What was most powerful in Ms. Williams’ talk was hearing that, for her, the decision not to end their daughter’s life did not center on abstract principle but on the demands of love. “I’ve often heard people use the phrase ‘God said to me’ but I never understood what it meant until that evening in May when I can only say we felt God speak a message to our hearts . . . ‘Here is a sick and dying child.

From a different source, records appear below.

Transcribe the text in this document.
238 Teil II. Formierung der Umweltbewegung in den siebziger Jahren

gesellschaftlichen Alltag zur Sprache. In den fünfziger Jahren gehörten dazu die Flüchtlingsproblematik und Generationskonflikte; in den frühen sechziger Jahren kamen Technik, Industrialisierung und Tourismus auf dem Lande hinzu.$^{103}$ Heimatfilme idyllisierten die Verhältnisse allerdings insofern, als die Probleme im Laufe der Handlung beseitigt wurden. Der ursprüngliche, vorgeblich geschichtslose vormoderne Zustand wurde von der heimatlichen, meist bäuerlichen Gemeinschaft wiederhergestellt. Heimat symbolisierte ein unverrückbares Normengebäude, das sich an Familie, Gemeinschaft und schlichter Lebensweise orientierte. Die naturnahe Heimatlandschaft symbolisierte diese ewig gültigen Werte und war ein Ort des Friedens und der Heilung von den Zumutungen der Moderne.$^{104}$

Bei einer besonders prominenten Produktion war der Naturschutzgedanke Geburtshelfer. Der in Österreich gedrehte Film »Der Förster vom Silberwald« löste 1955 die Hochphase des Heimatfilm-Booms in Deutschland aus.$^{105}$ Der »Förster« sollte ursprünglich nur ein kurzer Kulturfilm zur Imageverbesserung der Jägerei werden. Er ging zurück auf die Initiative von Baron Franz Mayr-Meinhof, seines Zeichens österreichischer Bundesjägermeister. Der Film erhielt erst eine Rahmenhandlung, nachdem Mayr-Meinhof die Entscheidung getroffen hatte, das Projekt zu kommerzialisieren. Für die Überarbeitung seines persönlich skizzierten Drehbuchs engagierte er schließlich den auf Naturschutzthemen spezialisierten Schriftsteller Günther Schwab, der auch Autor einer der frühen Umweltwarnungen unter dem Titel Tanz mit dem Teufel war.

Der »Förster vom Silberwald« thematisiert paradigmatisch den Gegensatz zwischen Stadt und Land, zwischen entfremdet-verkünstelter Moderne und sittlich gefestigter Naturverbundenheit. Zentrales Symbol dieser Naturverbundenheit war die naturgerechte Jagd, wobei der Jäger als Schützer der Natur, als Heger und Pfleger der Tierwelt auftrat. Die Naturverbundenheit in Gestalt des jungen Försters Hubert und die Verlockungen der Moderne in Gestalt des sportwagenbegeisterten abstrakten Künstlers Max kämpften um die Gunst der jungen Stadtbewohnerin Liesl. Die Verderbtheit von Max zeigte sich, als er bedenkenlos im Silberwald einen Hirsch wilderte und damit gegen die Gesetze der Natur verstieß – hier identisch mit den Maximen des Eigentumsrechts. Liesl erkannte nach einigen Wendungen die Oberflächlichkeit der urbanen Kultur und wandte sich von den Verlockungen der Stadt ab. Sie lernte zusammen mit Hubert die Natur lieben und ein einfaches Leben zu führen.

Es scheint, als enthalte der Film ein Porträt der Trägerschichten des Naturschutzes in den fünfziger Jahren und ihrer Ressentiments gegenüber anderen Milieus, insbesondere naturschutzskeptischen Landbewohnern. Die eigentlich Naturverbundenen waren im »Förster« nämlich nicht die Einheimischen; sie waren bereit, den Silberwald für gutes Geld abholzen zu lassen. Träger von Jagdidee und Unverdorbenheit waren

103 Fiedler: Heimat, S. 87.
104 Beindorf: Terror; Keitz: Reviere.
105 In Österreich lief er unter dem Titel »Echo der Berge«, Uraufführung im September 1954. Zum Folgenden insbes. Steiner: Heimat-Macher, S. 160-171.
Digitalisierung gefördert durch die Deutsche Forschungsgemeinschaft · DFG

Will you love this child for me?’ The question reframed everything. It was no longer primarily a question of abstract ethical principle but rather the gentle imperative of love” (p. 19).
And love seeps through, suffuses, penetrates, and permeates every page of this book.

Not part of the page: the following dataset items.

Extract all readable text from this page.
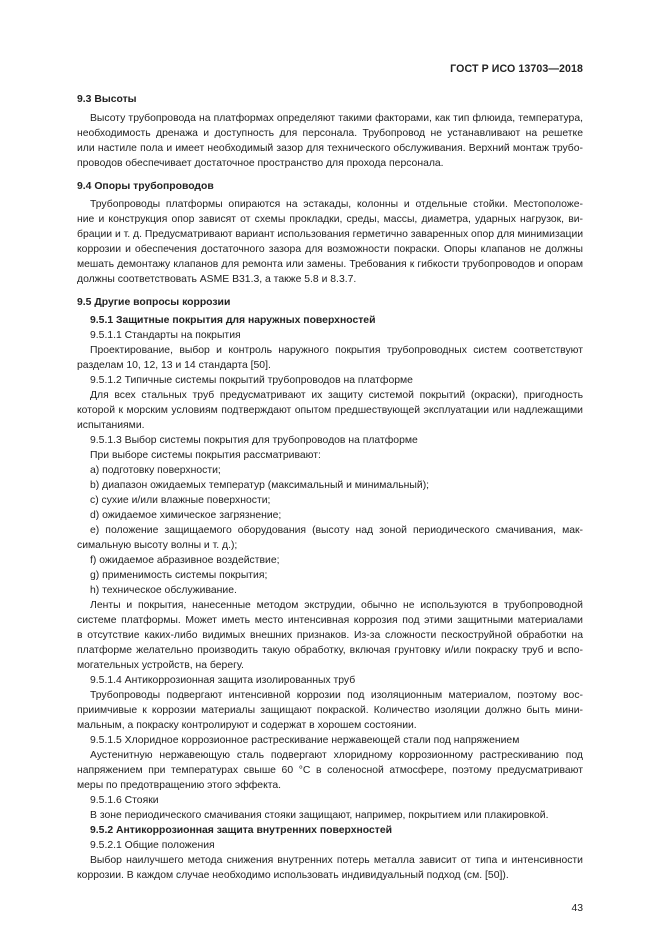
ГОСТ Р ИСО 13703—2018
9.3 Высоты
Высоту трубопровода на платформах определяют такими факторами, как тип флюида, температура,
необходимость дренажа и доступность для персонала. Трубопровод не устанавливают на решетке
или настиле пола и имеет необходимый зазор для технического обслуживания. Верхний монтаж трубо-
проводов обеспечивает достаточное пространство для прохода персонала.
9.4 Опоры трубопроводов
Трубопроводы платформы опираются на эстакады, колонны и отдельные стойки. Местоположе-
ние и конструкция опор зависят от схемы прокладки, среды, массы, диаметра, ударных нагрузок, ви-
брации и т. д. Предусматривают вариант использования герметично заваренных опор для минимизации
коррозии и обеспечения достаточного зазора для возможности покраски. Опоры клапанов не должны
мешать демонтажу клапанов для ремонта или замены. Требования к гибкости трубопроводов и опорам
должны соответствовать ASME B31.3, а также 5.8 и 8.3.7.
9.5 Другие вопросы коррозии
9.5.1 Защитные покрытия для наружных поверхностей
9.5.1.1 Стандарты на покрытия
Проектирование, выбор и контроль наружного покрытия трубопроводных систем соответствуют
разделам 10, 12, 13 и 14 стандарта [50].
9.5.1.2 Типичные системы покрытий трубопроводов на платформе
Для всех стальных труб предусматривают их защиту системой покрытий (окраски), пригодность
которой к морским условиям подтверждают опытом предшествующей эксплуатации или надлежащими
испытаниями.
9.5.1.3 Выбор системы покрытия для трубопроводов на платформе
При выборе системы покрытия рассматривают:
a) подготовку поверхности;
b) диапазон ожидаемых температур (максимальный и минимальный);
c) сухие и/или влажные поверхности;
d) ожидаемое химическое загрязнение;
e) положение защищаемого оборудования (высоту над зоной периодического смачивания, мак-
симальную высоту волны и т. д.);
f) ожидаемое абразивное воздействие;
g) применимость системы покрытия;
h) техническое обслуживание.
Ленты и покрытия, нанесенные методом экструдии, обычно не используются в трубопроводной
системе платформы. Может иметь место интенсивная коррозия под этими защитными материалами
в отсутствие каких-либо видимых внешних признаков. Из-за сложности пескоструйной обработки на
платформе желательно производить такую обработку, включая грунтовку и/или покраску труб и вспо-
могательных устройств, на берегу.
9.5.1.4 Антикоррозионная защита изолированных труб
Трубопроводы подвергают интенсивной коррозии под изоляционным материалом, поэтому вос-
приимчивые к коррозии материалы защищают покраской. Количество изоляции должно быть мини-
мальным, а покраску контролируют и содержат в хорошем состоянии.
9.5.1.5 Хлоридное коррозионное растрескивание нержавеющей стали под напряжением
Аустенитную нержавеющую сталь подвергают хлоридному коррозионному растрескиванию под
напряжением при температурах свыше 60 °C в соленосной атмосфере, поэтому предусматривают
меры по предотвращению этого эффекта.
9.5.1.6 Стояки
В зоне периодического смачивания стояки защищают, например, покрытием или плакировкой.
9.5.2 Антикоррозионная защита внутренних поверхностей
9.5.2.1 Общие положения
Выбор наилучшего метода снижения внутренних потерь металла зависит от типа и интенсивности
коррозии. В каждом случае необходимо использовать индивидуальный подход (см. [50]).
43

No one is saying that love is easy, because eventually the pregnancy would end and so would Cerian’s life. How is pregnancy experienced when it is known that the moment of birth will almost certainly be the moment of death? T.S. Eliot’s reflections in “The Journey of the Magi” seem apt: “. . . [W]ere we lead all that way for Birth or Death? . . . I had seen birth and death, / but had thought they were different; this Birth was / Hard and bitter agony for us, like Death, our death.”
As an academic, Ms. Williams does not hesitate from drawing generalized observations from her experience. How can the world attach such a premium to “choice” as a defining human characteristic, she asks, when Cerian never had a choice in her life and yet still could become the subject of such love. (For those who would separate humanity from personhood—for example, Oxford’s Kate Greasley—the question becomes: Could such love as Cerian received go to a “non-person?”)

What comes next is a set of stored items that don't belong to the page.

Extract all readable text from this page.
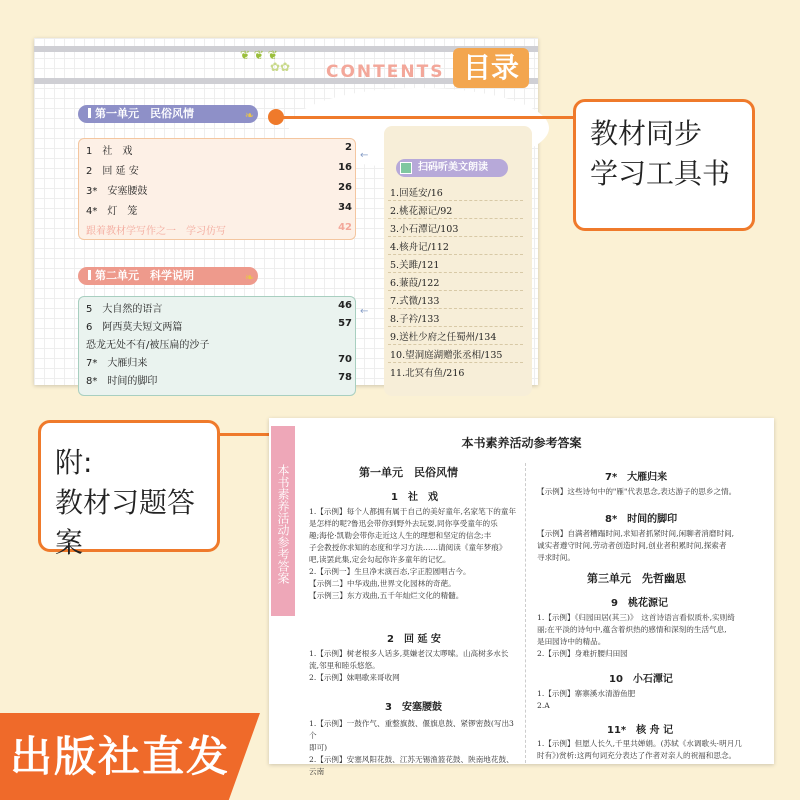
❦ ❦ ❦
✿✿ CONTENTS 目录
第一单元　民俗风情	❧
1　 社　戏	2
2　 回 延 安	16
3*　 安塞腰鼓	26
4*　 灯　笼	34
跟着教材学写作之一　学习仿写	42
←
第二单元　科学说明	❧
5　 大自然的语言	46
6　 阿西莫夫短文两篇	57
恐龙无处不有/被压扁的沙子
7*　 大雁归来	70
8*　 时间的脚印	78
←
扫码听美文朗读
1.回延安/16
2.桃花源记/92
3.小石潭记/103
4.核舟记/112
5.关雎/121
6.蒹葭/122
7.式微/133
8.子衿/133
9.送杜少府之任蜀州/134
10.望洞庭湖赠张丞相/135
11.北冥有鱼/216
教材同步
学习工具书
附:
教材习题答案	本书素养活动参考答案
本书素养活动参考答案
第一单元　民俗风情
1　社　戏
1.【示例】每个人都拥有属于自己的美好童年,名家笔下的童年
是怎样的呢?鲁迅会带你到野外去玩耍,同你享受童年的乐
趣;海伦·凯勒会带你走近这人生的理想和坚定的信念;丰
子会教授你求知的态度和学习方法……请阅读《童年梦痕》
吧,读罢此集,定会勾起你许多童年的记忆。
2.【示例一】生旦净末演百态,字正腔圆唱古今。
【示例二】中华戏曲,世界文化园林的奇葩。
【示例三】东方戏曲,五千年灿烂文化的精髓。
2　回 延 安
1.【示例】树老根多人话多,莫嫌老汉太啰嗦。山高树多水长
流,邻里和睦乐悠悠。
2.【示例】妹唱歌来哥收网
3　安塞腰鼓
1.【示例】一鼓作气、重整旗鼓、偃旗息鼓、紧锣密鼓(写出3个
即可)
2.【示例】安塞风阳花鼓、江苏无锡渔篮花鼓、陕南地花鼓、云南
7*　大雁归来
【示例】这些诗句中的"雁"代表思念,表达游子的思乡之情。
8*　时间的脚印
【示例】自满者糟蹋时间,求知者抓紧时间,闲聊者消磨时间,
诚实者遵守时间,劳动者创造时间,创业者积累时间,探索者
寻求时间。
第三单元　先哲幽思
9　桃花源记
1.【示例】《归园田居(其三)》　这首诗语言看似质朴,实则绮
丽;在平淡的诗句中,蕴含着炽热的感情和深刻的生活气息,
是田园诗中的精品。
2.【示例】身难折腰归田园
10　小石潭记
1.【示例】寨寨溪水清游鱼肥
2.A
11*　核 舟 记
1.【示例】但愿人长久,千里共婵娟。(苏轼《水调歌头·明月几
时有》)赏析:这两句词充分表达了作者对亲人的祝福和思念。
出版社直发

Ms. Williams’ conclusions are thought-provoking and deserving of all serious consideration. Still, as with her love-inspired rationale for not choosing abortion, I found that the reward of her riveting discussion was not intellectual stimulation but rather the sheer, intimate insight she offered into life, death, and a child. Hers was a personal journey—and a tragic chapter in her family’s life—which she has chosen to share with others. In doing so she shows us—and perhaps especially those in similar circumstances and/or having lost a child to miscarriage or stillbirth—that love can triumph even in such agonizing situations. Love remains love, and it remains infinitely precious, even if it’s given for only nine months and seared through with pain.
Likewise, while Sarah comes from the Protestant tradition and includes religious thoughts about her experience, these are by no means confessional or exclusive: They are the best of “mere Christianity,” the essence of the Christian message presented as a personal spiritual journey (whose lessons for others I suggest are rich).
We live at an odd, indeed bizarre, moment in history. While abortionists generally shy away from admitting what they are doing, content to euphemize their deeds, we are also in the midst of a “Shout Your Abortion” campaign, an effort to “normalize” abortion by proclaiming it. In her soft British accent, Sarah Williams does not shout, but she tells us a story that is more compelling than a defense of “I did it my way,” a story even more rarely—but more in need of being—heard.
If you haven’t read it, get Perfectly Human. Then give it away: Like love, it deserves sharing. The book, and the evening some of us spent with Sarah, both affirm that life and love can be two sides of the same coin.
John, this is a well-written piece, and it encouraged me to get the book. All the best, Frank
Frank — I hope you find it inspiring, and I hope you are doing well.